Chinese researchers just built an open-source rival to…

Chinese researchers just built an open-source rival to ChatGPT in 2 months. Silicon Valley is freaked out.

The DeepSeek logo displayed on a smartphone screen.

China has released a cheap, open-source rival to OpenAI's ChatGPT, and it has some scientists excited and Silicon Valley worried.

DeepSeek, the Chinese artificial intelligence (AI) lab behind the innovation, unveiled its free large language model (LLM) DeepSeek-V3 in late December 2024 and claims it was built in two months for just $5.58 million — a fraction of the time and cost required by its Silicon Valley competitors.

Following hot on its heels is an even newer model called DeepSeek-R1, released Monday (Jan. 20). In third-party benchmark tests, DeepSeek-V3 matched the capabilities of OpenAI's GPT-4o and Anthropic's Claude Sonnet 3.5 while outperforming others, such as Meta's Llama 3.1 and Alibaba's Qwen2.5, in tasks that included problem-solving, coding and math.

Now, R1 has also surpassed ChatGPT's latest o1 model in many of the same tests. This impressive performance at a fraction of the cost of other models, its semi-open-source nature, and its training on significantly less graphics processing units (GPUs) has wowed AI experts and raised the specter of China's AI models surpassing their U.S. counterparts.

"We should take the developments out of China very, very seriously," Satya Nadella, the CEO of Microsoft, a strategic partner of OpenAI, said at the World Economic Forum in Davos, Switzerland, on Jan. 22..

AI systems learn using training data taken from human input, which enables them to generate output based on the probabilities of different patterns cropping up in that training dataset.

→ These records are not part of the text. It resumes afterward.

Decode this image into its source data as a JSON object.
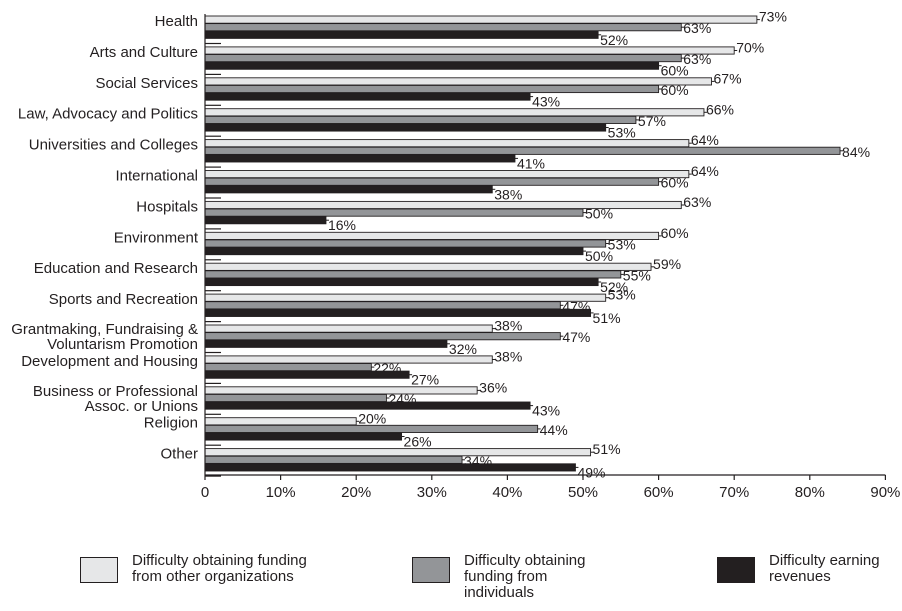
{
  "chart_data": {
    "type": "bar",
    "orientation": "horizontal",
    "categories": [
      "Health",
      "Arts and Culture",
      "Social Services",
      "Law, Advocacy and Politics",
      "Universities and Colleges",
      "International",
      "Hospitals",
      "Environment",
      "Education and Research",
      "Sports and Recreation",
      "Grantmaking, Fundraising & Voluntarism Promotion",
      "Development and Housing",
      "Business or Professional Assoc. or Unions",
      "Religion",
      "Other"
    ],
    "series": [
      {
        "name": "Difficulty obtaining funding from other organizations",
        "color": "#e6e7e8",
        "values": [
          73,
          70,
          67,
          66,
          64,
          64,
          63,
          60,
          59,
          53,
          38,
          38,
          36,
          20,
          51
        ],
        "labels": [
          "73%",
          "70%",
          "67%",
          "66%",
          "64%",
          "64%",
          "63%",
          "60%",
          "59%",
          "53%",
          "38%",
          "38%",
          "36%",
          "20%",
          "51%"
        ]
      },
      {
        "name": "Difficulty obtaining funding from individuals",
        "color": "#939598",
        "values": [
          63,
          63,
          60,
          57,
          84,
          60,
          50,
          53,
          55,
          47,
          47,
          22,
          24,
          44,
          34
        ],
        "labels": [
          "63%",
          "63%",
          "60%",
          "57%",
          "84%",
          "60%",
          "50%",
          "53%",
          "55%",
          "47%",
          "47%",
          "22%",
          "24%",
          "44%",
          "34%"
        ]
      },
      {
        "name": "Difficulty earning revenues",
        "color": "#231f20",
        "values": [
          52,
          60,
          43,
          53,
          41,
          38,
          16,
          50,
          52,
          51,
          32,
          27,
          43,
          26,
          49
        ],
        "labels": [
          "52%",
          "60%",
          "43%",
          "53%",
          "41%",
          "38%",
          "16%",
          "50%",
          "52%",
          "51%",
          "32%",
          "27%",
          "43%",
          "26%",
          "49%"
        ]
      }
    ],
    "x_ticks": [
      "0",
      "10%",
      "20%",
      "30%",
      "40%",
      "50%",
      "60%",
      "70%",
      "80%",
      "90%"
    ],
    "xlim": [
      0,
      90
    ],
    "grid": false,
    "legend_position": "bottom",
    "title": "",
    "xlabel": "",
    "ylabel": ""
  },
  "legend": {
    "items": [
      {
        "text": "Difficulty obtaining funding from other organizations",
        "color": "#e6e7e8"
      },
      {
        "text": "Difficulty obtaining funding from individuals",
        "color": "#939598"
      },
      {
        "text": "Difficulty earning revenues",
        "color": "#231f20"
      }
    ]
  }
}
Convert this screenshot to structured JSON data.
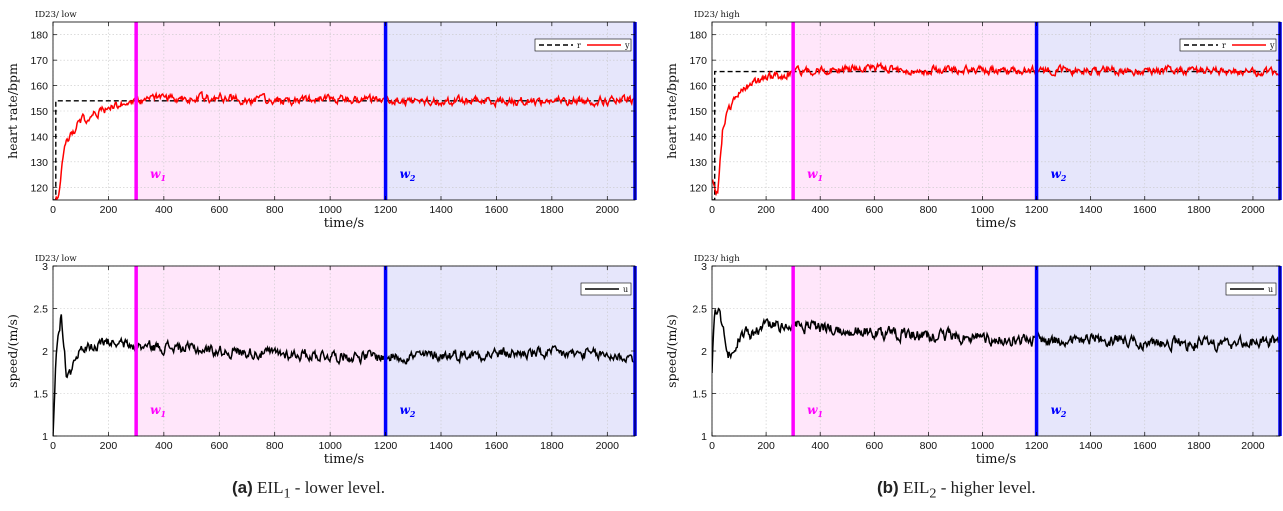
{
  "panels": [
    {
      "id": "a",
      "caption_tag": "(a)",
      "caption_base": "EIL",
      "caption_sub": "1",
      "caption_rest": " - lower level.",
      "ref": 154,
      "hr_noise": 1.35,
      "sp_level": 2.0,
      "sp_noise": 0.055,
      "sp_peak": 2.45
    },
    {
      "id": "b",
      "caption_tag": "(b)",
      "caption_base": "EIL",
      "caption_sub": "2",
      "caption_rest": " - higher level.",
      "ref": 165.5,
      "hr_noise": 1.3,
      "sp_level": 2.2,
      "sp_noise": 0.06,
      "sp_peak": 2.55
    }
  ],
  "annotations": {
    "w1_base": "w",
    "w1_sub": "1",
    "w2_base": "w",
    "w2_sub": "2",
    "w1_color": "#ff00ff",
    "w2_color": "#0000ff",
    "w1_fill": "#ffe6fa",
    "w2_fill": "#e6e6fb"
  },
  "chart_data": [
    {
      "type": "line",
      "title": "ID23/ low",
      "xlabel": "time/s",
      "ylabel": "heart rate/bpm",
      "xlim": [
        0,
        2100
      ],
      "ylim": [
        115,
        185
      ],
      "xticks": [
        0,
        200,
        400,
        600,
        800,
        1000,
        1200,
        1400,
        1600,
        1800,
        2000
      ],
      "yticks": [
        120,
        130,
        140,
        150,
        160,
        170,
        180
      ],
      "grid": true,
      "legend_position": "top-right",
      "vlines": [
        300,
        1200,
        2100
      ],
      "series": [
        {
          "name": "r",
          "color": "#000000",
          "style": "dashed",
          "x": [
            0,
            10,
            10,
            2100
          ],
          "y": [
            115,
            115,
            154,
            154
          ]
        },
        {
          "name": "y",
          "color": "#ff0000",
          "style": "solid",
          "x": [
            0,
            20,
            40,
            60,
            100,
            150,
            200,
            250,
            300,
            400,
            600,
            800,
            1000,
            1200,
            1400,
            1600,
            1800,
            2000,
            2100
          ],
          "y": [
            113,
            118,
            136,
            140,
            146,
            149,
            151,
            153,
            154,
            155,
            155,
            154,
            155,
            154,
            154,
            154,
            154,
            154,
            154
          ]
        }
      ]
    },
    {
      "type": "line",
      "title": "ID23/ low",
      "xlabel": "time/s",
      "ylabel": "speed/(m/s)",
      "xlim": [
        0,
        2100
      ],
      "ylim": [
        1,
        3
      ],
      "xticks": [
        0,
        200,
        400,
        600,
        800,
        1000,
        1200,
        1400,
        1600,
        1800,
        2000
      ],
      "yticks": [
        1,
        1.5,
        2,
        2.5,
        3
      ],
      "grid": true,
      "legend_position": "top-right",
      "vlines": [
        300,
        1200,
        2100
      ],
      "series": [
        {
          "name": "u",
          "color": "#000000",
          "style": "solid",
          "x": [
            0,
            10,
            30,
            50,
            100,
            200,
            300,
            400,
            600,
            800,
            1000,
            1200,
            1400,
            1600,
            1800,
            2000,
            2100
          ],
          "y": [
            1.0,
            1.9,
            2.45,
            1.65,
            2.0,
            2.1,
            2.05,
            2.05,
            2.0,
            1.97,
            1.95,
            1.93,
            1.95,
            1.97,
            1.97,
            1.95,
            1.92
          ]
        }
      ]
    },
    {
      "type": "line",
      "title": "ID23/ high",
      "xlabel": "time/s",
      "ylabel": "heart rate/bpm",
      "xlim": [
        0,
        2100
      ],
      "ylim": [
        115,
        185
      ],
      "xticks": [
        0,
        200,
        400,
        600,
        800,
        1000,
        1200,
        1400,
        1600,
        1800,
        2000
      ],
      "yticks": [
        120,
        130,
        140,
        150,
        160,
        170,
        180
      ],
      "grid": true,
      "legend_position": "top-right",
      "vlines": [
        300,
        1200,
        2100
      ],
      "series": [
        {
          "name": "r",
          "color": "#000000",
          "style": "dashed",
          "x": [
            0,
            10,
            10,
            2100
          ],
          "y": [
            115,
            115,
            165.5,
            165.5
          ]
        },
        {
          "name": "y",
          "color": "#ff0000",
          "style": "solid",
          "x": [
            0,
            20,
            40,
            60,
            100,
            150,
            200,
            250,
            300,
            400,
            600,
            800,
            1000,
            1200,
            1400,
            1600,
            1800,
            2000,
            2100
          ],
          "y": [
            122,
            118,
            143,
            150,
            157,
            161,
            163,
            164,
            165,
            166,
            167,
            166,
            166,
            166,
            166,
            166,
            166,
            165,
            165
          ]
        }
      ]
    },
    {
      "type": "line",
      "title": "ID23/ high",
      "xlabel": "time/s",
      "ylabel": "speed/(m/s)",
      "xlim": [
        0,
        2100
      ],
      "ylim": [
        1,
        3
      ],
      "xticks": [
        0,
        200,
        400,
        600,
        800,
        1000,
        1200,
        1400,
        1600,
        1800,
        2000
      ],
      "yticks": [
        1,
        1.5,
        2,
        2.5,
        3
      ],
      "grid": true,
      "legend_position": "top-right",
      "vlines": [
        300,
        1200,
        2100
      ],
      "series": [
        {
          "name": "u",
          "color": "#000000",
          "style": "solid",
          "x": [
            0,
            10,
            30,
            60,
            100,
            200,
            300,
            400,
            600,
            800,
            1000,
            1200,
            1400,
            1600,
            1800,
            2000,
            2100
          ],
          "y": [
            1.8,
            2.5,
            2.45,
            1.95,
            2.15,
            2.3,
            2.3,
            2.27,
            2.22,
            2.18,
            2.15,
            2.12,
            2.15,
            2.1,
            2.08,
            2.1,
            2.12
          ]
        }
      ]
    }
  ]
}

For large language models, these data are text. For instance, OpenAI's GPT-3.5, which was released in 2023, was trained on roughly 570GB of text data from the repository Common Crawl — which amounts to roughly 300 billion words — taken from books, online articles, Wikipedia and other webpages.

Reasoning models, such as R1 and o1, are an upgraded version of standard LLMs that use a method called "chain of thought" to backtrack and reevaluate their logic, which enables them to tackle more complex tasks with greater accuracy.

This has made reasoning models popular among scientists and engineers who are looking to integrate AI into their work.

But unlike ChatGPT's o1, DeepSeek is an "open-weight" model that (although its training data remains proprietary) enables users to peer inside and modify its algorithm. Just as important is its reduced price for users — 27 times less than o1.